Fc = 48 kg(v²/6.5 m)
Since we want to find the maximum rotation period T, we can substitute v = ((2π)(radius))/T into the formula for Fc:
Fc = 48 kg((((2π)(6.5 m))/T)²/6.5 m)
Simplifying:
94.08 N = 48 kg(((2π(6.5 m))²/6.5 m)/T)²
Now, we can solve this equation to find T:
94.08 N = 48 kg(((2π(6.5 m))²/6.5 m)/T)²
Rearranging:
T² = (((48 kg)(2π(6.5 m)²))/94.08 N)²
T² = (0.16895131 s²)
Taking the square root of both sides:
T ≈ 0.411 s
Therefore, the maximum rotation period T of the cylinder that would prevent a 48 kg person from falling down is approximately 0.411 seconds.
To solve this problem, we need to consider the forces acting on the person when they are stuck to the wall of the spinning cylinder.
The force of gravity pulling the person downward is given by:
F_gravity = m*g
Where m is the mass of the person (48 kg) and g is the acceleration due to gravity (9.8 m/s^2).
The force of static friction between the person and the wall is given by:
F_friction = μ*N
Where μ is the coefficient of static friction (0.2) and N is the normal force acting on the person. In this case, the normal force is equal to the force of gravity since the person is stuck to the wall and not moving away from it.

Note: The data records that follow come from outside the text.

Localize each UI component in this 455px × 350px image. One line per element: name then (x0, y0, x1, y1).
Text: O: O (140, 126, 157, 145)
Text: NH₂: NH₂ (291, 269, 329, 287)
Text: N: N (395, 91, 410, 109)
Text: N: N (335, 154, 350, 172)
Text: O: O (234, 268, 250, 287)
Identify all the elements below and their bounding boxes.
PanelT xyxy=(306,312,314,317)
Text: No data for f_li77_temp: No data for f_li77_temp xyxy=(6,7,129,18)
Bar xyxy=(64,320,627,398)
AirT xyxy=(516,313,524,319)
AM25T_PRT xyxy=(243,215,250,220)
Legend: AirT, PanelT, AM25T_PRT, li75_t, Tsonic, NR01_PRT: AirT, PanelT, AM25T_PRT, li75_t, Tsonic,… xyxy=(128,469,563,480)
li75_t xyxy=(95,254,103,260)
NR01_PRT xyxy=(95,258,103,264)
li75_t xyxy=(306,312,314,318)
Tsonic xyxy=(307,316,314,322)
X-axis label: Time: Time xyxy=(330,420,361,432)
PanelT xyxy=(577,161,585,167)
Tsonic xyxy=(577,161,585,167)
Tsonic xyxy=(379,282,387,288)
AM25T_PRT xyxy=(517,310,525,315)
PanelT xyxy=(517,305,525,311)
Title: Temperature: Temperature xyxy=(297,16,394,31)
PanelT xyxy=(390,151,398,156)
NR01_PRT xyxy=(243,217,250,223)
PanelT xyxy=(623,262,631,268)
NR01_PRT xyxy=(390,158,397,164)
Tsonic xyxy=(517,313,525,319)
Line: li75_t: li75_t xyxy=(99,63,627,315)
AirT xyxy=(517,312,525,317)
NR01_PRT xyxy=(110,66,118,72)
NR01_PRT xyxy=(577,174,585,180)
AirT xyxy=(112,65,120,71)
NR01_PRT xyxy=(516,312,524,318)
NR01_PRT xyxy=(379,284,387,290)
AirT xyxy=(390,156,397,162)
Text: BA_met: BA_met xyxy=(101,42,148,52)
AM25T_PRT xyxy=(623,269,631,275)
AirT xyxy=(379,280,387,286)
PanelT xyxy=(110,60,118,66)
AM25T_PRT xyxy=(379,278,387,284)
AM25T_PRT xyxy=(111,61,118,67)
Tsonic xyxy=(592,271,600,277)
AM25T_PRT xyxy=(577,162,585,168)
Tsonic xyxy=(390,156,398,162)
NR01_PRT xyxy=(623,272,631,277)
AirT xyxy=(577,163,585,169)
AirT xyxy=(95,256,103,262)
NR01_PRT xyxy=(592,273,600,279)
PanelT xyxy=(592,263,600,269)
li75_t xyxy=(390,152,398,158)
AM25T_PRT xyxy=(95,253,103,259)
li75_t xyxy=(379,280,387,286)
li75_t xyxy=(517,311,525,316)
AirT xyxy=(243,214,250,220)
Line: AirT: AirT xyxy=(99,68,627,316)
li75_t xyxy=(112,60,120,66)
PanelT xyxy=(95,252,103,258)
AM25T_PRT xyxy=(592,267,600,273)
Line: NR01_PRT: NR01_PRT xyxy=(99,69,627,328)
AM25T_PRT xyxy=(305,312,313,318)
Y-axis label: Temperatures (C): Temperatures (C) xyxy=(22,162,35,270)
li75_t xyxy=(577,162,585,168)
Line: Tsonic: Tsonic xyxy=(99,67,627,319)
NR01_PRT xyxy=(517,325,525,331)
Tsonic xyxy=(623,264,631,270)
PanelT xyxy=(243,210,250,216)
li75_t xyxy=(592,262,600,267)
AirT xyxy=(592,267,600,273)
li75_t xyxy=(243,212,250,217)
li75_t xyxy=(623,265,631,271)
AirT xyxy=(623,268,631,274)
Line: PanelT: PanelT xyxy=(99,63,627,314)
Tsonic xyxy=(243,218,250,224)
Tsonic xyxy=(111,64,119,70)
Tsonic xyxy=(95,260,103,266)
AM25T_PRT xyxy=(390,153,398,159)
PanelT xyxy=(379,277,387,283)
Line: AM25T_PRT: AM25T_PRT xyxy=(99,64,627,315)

Now, let's consider the centripetal force required to keep the person stuck to the wall, which is provided by the frictional force:
F_centripetal = m*a
Where a is the centripetal acceleration, which is given by:
a = v^2 / R
v is the speed of the person along the circular path, which can be calculated using the formula you provided:
v = (2*pi*R) / T
R is the radius of the cylinder (6.5 m) and T is the rotation period of the cylinder (the time to complete a full circle).
From Newton's second law, we know that the sum of the forces in the vertical direction is zero because the person is not falling down:
F_gravity - F_friction = 0
Substituting the expressions for F_gravity and F_friction, we get:
m*g - μ*N = 0
Simplifying further, we have:
m*g - μ*m*g = 0
Solving for μ, we find:
μ = g / (g - a)
Substituting the expression for a, we get:
μ = g / (g - v^2 / R)
Now, we can substitute the given values into this equation and solve for the rotation period T:
0.2 = 9.8 / (9.8 - ((2*pi*R) / T)^2 / R)
Simplifying this equation and solving for T will give us the maximum rotation period that prevents the person from falling down.
Please note that since the equation involves a trigonometric function and complex calculations, it is best to use a computer program or calculator to solve for T.